Raus aus der Diktatur
Usbekistan ist eines der jüngsten Länder weltweit. Aber gerade für die Jungen gibt es keine echte Perspektive. Viele von ihnen leben im Ausland wie in Russland, Südkorea oder im Nachbarland Kasachstan. Dabei flackerte nach dem Präsidentenwechsel eine Hoffnung auf.

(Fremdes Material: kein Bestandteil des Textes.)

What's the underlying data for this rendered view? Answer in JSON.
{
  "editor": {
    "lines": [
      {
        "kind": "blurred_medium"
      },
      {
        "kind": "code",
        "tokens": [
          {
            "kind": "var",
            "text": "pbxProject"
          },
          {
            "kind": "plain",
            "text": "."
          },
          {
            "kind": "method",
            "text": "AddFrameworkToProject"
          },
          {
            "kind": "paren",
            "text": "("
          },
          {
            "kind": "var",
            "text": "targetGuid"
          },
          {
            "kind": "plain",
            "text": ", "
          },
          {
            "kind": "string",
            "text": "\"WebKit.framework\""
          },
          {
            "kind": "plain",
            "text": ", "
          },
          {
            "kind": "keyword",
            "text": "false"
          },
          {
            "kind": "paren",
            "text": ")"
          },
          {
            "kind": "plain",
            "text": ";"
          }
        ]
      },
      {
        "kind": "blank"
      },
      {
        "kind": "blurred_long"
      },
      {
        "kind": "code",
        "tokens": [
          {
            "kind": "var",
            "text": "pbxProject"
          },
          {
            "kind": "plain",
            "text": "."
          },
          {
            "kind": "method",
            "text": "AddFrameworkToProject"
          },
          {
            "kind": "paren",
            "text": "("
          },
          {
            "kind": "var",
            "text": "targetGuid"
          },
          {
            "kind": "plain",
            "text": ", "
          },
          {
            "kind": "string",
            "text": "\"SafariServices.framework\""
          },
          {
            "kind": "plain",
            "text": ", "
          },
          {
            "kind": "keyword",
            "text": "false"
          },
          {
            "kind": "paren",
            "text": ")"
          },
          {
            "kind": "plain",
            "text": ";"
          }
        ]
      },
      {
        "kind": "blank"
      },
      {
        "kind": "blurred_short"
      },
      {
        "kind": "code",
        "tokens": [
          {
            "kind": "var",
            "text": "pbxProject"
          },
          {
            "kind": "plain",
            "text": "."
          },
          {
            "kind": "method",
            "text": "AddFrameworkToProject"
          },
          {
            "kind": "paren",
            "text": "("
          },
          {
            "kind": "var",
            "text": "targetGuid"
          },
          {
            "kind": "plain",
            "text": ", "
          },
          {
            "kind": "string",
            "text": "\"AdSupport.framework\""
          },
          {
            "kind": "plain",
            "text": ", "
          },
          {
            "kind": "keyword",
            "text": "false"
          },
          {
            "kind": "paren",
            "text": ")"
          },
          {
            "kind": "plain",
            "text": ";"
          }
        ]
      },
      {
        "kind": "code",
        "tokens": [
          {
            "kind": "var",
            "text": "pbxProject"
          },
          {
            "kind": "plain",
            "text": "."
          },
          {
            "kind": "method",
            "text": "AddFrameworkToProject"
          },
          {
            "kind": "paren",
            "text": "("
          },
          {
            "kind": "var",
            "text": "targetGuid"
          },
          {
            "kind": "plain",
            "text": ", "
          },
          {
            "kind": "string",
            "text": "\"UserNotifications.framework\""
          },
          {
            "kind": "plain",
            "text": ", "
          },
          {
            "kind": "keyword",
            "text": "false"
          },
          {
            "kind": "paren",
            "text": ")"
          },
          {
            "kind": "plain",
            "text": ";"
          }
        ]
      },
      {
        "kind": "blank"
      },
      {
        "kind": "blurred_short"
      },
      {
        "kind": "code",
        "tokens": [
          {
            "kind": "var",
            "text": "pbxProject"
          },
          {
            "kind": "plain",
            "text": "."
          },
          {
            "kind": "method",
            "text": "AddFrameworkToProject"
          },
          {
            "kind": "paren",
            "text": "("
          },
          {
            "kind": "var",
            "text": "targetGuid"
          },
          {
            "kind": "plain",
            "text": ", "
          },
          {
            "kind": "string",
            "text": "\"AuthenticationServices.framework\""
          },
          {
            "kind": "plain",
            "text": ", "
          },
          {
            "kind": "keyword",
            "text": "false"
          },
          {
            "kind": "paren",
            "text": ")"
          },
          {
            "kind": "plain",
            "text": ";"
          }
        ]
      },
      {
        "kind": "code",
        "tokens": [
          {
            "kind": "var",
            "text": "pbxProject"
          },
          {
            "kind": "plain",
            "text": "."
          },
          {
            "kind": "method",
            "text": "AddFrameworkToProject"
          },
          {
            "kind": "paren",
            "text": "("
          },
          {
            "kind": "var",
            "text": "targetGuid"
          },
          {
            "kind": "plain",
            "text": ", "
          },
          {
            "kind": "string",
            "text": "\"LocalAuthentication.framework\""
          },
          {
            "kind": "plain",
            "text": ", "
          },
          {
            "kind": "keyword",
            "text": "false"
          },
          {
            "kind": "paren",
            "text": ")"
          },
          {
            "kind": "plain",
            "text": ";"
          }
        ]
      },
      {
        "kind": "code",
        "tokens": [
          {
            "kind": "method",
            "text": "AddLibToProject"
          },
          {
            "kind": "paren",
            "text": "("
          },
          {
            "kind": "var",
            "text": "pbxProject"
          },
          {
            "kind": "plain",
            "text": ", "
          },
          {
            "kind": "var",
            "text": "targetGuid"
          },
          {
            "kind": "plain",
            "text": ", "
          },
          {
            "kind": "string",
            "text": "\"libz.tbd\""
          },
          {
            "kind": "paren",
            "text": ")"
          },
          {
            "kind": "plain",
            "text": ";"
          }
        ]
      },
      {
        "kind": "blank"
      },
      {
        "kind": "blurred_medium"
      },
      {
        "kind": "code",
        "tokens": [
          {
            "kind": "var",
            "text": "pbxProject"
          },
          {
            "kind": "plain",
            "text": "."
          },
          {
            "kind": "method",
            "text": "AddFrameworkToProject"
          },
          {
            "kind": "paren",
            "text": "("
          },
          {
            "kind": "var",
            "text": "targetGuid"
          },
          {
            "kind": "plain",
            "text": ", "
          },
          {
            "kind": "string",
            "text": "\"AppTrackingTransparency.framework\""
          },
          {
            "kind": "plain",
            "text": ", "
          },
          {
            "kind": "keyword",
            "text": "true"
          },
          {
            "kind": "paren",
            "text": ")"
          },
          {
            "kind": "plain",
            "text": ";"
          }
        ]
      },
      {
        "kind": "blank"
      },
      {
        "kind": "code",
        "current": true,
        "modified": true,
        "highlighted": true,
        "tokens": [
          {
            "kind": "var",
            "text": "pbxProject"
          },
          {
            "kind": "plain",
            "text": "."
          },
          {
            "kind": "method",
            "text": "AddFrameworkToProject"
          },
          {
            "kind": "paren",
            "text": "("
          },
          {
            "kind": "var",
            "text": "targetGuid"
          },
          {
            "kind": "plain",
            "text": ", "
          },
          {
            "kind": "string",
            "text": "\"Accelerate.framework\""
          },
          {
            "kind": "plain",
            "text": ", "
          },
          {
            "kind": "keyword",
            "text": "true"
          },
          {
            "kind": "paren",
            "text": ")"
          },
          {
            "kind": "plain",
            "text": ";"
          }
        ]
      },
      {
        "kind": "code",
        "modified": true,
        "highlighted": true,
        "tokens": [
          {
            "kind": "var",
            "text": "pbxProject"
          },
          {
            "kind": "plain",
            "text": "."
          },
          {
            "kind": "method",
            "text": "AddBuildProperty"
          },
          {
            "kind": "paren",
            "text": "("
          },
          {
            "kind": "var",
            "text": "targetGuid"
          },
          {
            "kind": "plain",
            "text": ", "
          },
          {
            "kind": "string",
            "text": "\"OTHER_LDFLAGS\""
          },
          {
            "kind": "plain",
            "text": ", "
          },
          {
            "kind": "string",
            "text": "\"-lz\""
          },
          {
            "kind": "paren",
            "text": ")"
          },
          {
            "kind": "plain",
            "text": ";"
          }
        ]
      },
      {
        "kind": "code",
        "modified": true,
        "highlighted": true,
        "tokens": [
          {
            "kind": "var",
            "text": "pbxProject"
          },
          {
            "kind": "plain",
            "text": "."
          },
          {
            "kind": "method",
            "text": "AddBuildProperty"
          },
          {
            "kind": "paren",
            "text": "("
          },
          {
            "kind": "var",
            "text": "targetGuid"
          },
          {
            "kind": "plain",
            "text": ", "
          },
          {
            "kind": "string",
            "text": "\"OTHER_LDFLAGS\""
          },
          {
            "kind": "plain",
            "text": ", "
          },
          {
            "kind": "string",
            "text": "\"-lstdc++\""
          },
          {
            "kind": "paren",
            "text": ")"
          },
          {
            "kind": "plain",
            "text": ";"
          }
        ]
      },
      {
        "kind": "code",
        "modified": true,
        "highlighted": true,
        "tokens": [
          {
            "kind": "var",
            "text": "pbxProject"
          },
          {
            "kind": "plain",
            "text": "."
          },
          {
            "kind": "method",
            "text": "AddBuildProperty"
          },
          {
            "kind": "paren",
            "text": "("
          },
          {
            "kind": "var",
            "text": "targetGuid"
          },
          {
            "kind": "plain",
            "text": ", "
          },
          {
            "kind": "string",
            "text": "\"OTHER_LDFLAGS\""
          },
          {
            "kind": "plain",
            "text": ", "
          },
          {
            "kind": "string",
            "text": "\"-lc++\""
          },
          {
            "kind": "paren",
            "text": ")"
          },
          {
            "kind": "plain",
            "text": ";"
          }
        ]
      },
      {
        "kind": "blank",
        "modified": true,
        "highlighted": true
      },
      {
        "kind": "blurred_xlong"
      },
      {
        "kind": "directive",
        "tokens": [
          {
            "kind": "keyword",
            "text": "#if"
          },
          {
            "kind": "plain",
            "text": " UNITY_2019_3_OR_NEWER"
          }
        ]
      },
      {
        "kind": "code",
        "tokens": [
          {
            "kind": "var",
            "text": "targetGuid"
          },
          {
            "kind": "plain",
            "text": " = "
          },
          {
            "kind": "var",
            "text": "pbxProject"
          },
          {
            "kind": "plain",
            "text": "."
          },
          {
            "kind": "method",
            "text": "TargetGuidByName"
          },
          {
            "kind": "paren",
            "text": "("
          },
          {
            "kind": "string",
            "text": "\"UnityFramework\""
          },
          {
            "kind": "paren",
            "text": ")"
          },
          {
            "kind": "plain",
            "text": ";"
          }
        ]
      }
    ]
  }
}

Im Zentrum Almatys ist der Orient ganz nah – hier auf dem Grünen Basar – dem wichtigsten Markt der Stadt – preisen Tausende Verkäufer ihre Produkte an. Es gibt fast alles: Schuhe, Küchengeräte, Werkzeuge aller Art. Vor allem aber – und daher der Name Grüner Basar – gibt es hier Lebensmittel: Fleisch, Milch, Obst und Gemüse. Alles frisch, direkt aus der Region und meistens erheblich billiger als in Supermärkten.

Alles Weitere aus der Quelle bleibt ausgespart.